CVE Lite CLI scans its own dependencies in CI. See self-scan.yml.
For full CI patterns including offline workflows, git hooks, and scripted automation, see the CI and Workflow Integration guide.
No other free tool combines all of the following: lockfile scanning across npm, pnpm, Yarn, and Bun; parent-aware transitive remediation that tells you which package to upgrade (not just which one is vulnerable); fix version validation before suggesting an upgrade; and a fully offline advisory DB for restricted environments.
| Capability | CVE Lite CLI | npm audit | OSV-Scanner | Snyk CLI | Socket CLI |
|---|---|---|---|---|---|
| JS/TS lockfile scanning | ✅ | ✅ | ✅ | ✅ | ✅ |
| npm + pnpm + Yarn + Bun support | ✅ | ❌ | ✅ | ✅ | ✅ |
| No account required | ✅ | ✅ | ✅ | ❌ | ❌ |
| Free to use | ✅ | ✅ | ✅ | ❌ | ❌ |
| Usage-aware reachability scanning | ✅ | ❌ | ❌ | ✅ | ⚠️ |
| Direct vs transitive visibility | ✅ | ⚠️ | ✅ | ✅ | ✅ |
| Dev vs runtime dependency labelling | ✅ | ⚠️ | ❌ | ⚠️ | ❌ |
| Copy-and-run fix commands | ✅ | ❌ | ❌ | ✅ | ⚠️ |
| Transitive parent update guidance | ✅ | ❌ | ⚠️ | ⚠️ | ⚠️ |
| Suggested remediation plan | ✅ | ❌ | ⚠️ | ✅ | ⚠️ |
| Ratcheting mode (baseline suppression) | ✅ | ❌ | ❌ | ⚠️ | ❌ |
| Interactive HTML report | ✅ | ❌ | ❌ | ✅ | ❌ |
| SARIF / GitHub Code Scanning output | ✅ | ❌ | ✅ | ✅ | ❌ |
| JSON output | ✅ | ✅ | ✅ | ✅ | ✅ |
| Offline/local advisory DB | ✅ | ❌ | ⚠️ | ❌ | ❌ |
| Override hygiene auditing | ✅ | ❌ | ❌ | ❌ | ❌ |
✅ = built-in strength · ⚠️ = partial or workflow-dependent · ❌ = not a core strength
The transitive parent guidance is a key difference: CVE Lite CLI avoids recommending direct installs for packages that are only present transitively. For npm lockfiles, it can identify when npm update <parent> is enough to re-resolve a known non-vulnerable child within the current parent range, and when the parent package itself needs an upgrade.

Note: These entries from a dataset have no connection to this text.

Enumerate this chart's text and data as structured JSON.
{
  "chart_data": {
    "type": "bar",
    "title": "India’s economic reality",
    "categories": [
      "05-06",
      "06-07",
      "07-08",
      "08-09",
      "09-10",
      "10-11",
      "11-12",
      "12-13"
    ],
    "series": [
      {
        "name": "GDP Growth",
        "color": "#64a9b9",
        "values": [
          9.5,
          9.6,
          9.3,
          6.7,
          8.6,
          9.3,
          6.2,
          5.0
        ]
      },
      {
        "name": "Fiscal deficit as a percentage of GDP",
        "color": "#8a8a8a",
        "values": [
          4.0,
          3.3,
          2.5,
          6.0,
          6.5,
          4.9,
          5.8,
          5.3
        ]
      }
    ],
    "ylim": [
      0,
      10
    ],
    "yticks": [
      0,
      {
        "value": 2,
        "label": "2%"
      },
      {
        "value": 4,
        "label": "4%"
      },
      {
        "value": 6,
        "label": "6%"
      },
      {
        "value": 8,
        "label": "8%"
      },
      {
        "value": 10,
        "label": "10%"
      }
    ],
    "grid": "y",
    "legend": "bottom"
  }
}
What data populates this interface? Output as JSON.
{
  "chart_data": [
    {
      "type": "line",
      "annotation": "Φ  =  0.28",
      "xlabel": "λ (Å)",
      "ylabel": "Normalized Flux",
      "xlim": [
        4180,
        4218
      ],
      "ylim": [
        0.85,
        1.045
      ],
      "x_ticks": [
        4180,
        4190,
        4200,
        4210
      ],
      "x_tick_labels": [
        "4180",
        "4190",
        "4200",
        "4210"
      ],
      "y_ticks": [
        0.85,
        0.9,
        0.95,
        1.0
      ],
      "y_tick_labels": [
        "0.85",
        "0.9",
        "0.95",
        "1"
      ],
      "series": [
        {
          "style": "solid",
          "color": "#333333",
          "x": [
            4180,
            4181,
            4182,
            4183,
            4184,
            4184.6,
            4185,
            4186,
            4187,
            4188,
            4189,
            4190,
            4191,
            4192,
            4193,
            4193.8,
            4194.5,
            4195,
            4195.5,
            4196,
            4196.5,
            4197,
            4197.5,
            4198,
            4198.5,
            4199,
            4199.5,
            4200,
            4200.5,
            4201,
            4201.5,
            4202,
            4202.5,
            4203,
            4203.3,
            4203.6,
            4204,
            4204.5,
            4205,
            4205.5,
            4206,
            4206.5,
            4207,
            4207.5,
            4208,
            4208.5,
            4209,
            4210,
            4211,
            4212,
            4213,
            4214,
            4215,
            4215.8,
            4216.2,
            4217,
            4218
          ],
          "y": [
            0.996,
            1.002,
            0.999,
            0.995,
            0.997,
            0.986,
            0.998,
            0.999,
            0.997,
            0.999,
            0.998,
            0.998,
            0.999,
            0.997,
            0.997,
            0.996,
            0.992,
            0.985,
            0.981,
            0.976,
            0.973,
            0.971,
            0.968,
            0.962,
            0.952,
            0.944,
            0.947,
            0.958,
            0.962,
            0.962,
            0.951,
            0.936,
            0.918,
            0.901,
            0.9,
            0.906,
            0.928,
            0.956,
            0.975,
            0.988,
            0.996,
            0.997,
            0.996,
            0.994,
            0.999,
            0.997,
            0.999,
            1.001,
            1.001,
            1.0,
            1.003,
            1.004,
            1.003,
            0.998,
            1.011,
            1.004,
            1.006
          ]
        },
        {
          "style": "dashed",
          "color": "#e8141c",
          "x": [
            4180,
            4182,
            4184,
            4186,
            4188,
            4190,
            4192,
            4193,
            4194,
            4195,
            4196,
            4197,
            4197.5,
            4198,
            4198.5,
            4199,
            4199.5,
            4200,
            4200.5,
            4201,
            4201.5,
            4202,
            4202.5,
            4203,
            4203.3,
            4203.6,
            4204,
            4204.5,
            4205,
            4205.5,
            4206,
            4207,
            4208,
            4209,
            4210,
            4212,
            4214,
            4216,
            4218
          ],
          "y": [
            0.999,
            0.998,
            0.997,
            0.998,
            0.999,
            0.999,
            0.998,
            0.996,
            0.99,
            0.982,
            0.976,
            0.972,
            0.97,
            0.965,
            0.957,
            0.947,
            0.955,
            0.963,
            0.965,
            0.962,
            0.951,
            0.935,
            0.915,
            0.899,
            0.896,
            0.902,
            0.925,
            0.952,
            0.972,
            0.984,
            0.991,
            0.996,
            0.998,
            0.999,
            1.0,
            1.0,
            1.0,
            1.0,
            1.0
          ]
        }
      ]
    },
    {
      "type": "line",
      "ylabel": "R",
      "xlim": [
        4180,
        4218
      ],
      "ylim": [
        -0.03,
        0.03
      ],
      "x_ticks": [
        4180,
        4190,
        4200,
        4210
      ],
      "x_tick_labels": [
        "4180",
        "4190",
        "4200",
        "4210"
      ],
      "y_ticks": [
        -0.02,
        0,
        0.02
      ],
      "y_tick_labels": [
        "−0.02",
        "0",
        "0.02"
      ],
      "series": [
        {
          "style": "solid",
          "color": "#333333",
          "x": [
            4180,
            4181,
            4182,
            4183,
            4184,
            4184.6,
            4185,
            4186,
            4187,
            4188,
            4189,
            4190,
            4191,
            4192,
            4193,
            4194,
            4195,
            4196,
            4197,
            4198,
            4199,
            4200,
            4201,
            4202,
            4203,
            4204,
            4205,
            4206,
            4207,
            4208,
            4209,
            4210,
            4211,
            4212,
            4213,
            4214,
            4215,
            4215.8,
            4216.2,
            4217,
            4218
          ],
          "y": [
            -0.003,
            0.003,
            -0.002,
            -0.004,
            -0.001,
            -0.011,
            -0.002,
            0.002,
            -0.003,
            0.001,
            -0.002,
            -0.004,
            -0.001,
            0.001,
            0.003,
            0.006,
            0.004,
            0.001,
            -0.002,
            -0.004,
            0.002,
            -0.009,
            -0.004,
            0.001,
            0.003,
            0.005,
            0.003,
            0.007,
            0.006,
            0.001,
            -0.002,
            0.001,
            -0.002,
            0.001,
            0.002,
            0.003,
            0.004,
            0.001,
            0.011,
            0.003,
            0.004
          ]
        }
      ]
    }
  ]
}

Socket provides deep supply-chain analysis (malware, typosquatting, maintainer risk) but requires a paid account for full features. CVE Lite CLI remains one of the few fully free, offline, and account-free options with strong transitive analysis.
For detailed per-tool analysis, see Comparison with other tools.
CVE Lite CLI has been evaluated against real open-source projects to verify that it surfaces meaningful issues — including non-obvious transitive vulnerabilities and complex upgrade paths — not just low-signal advisory matches.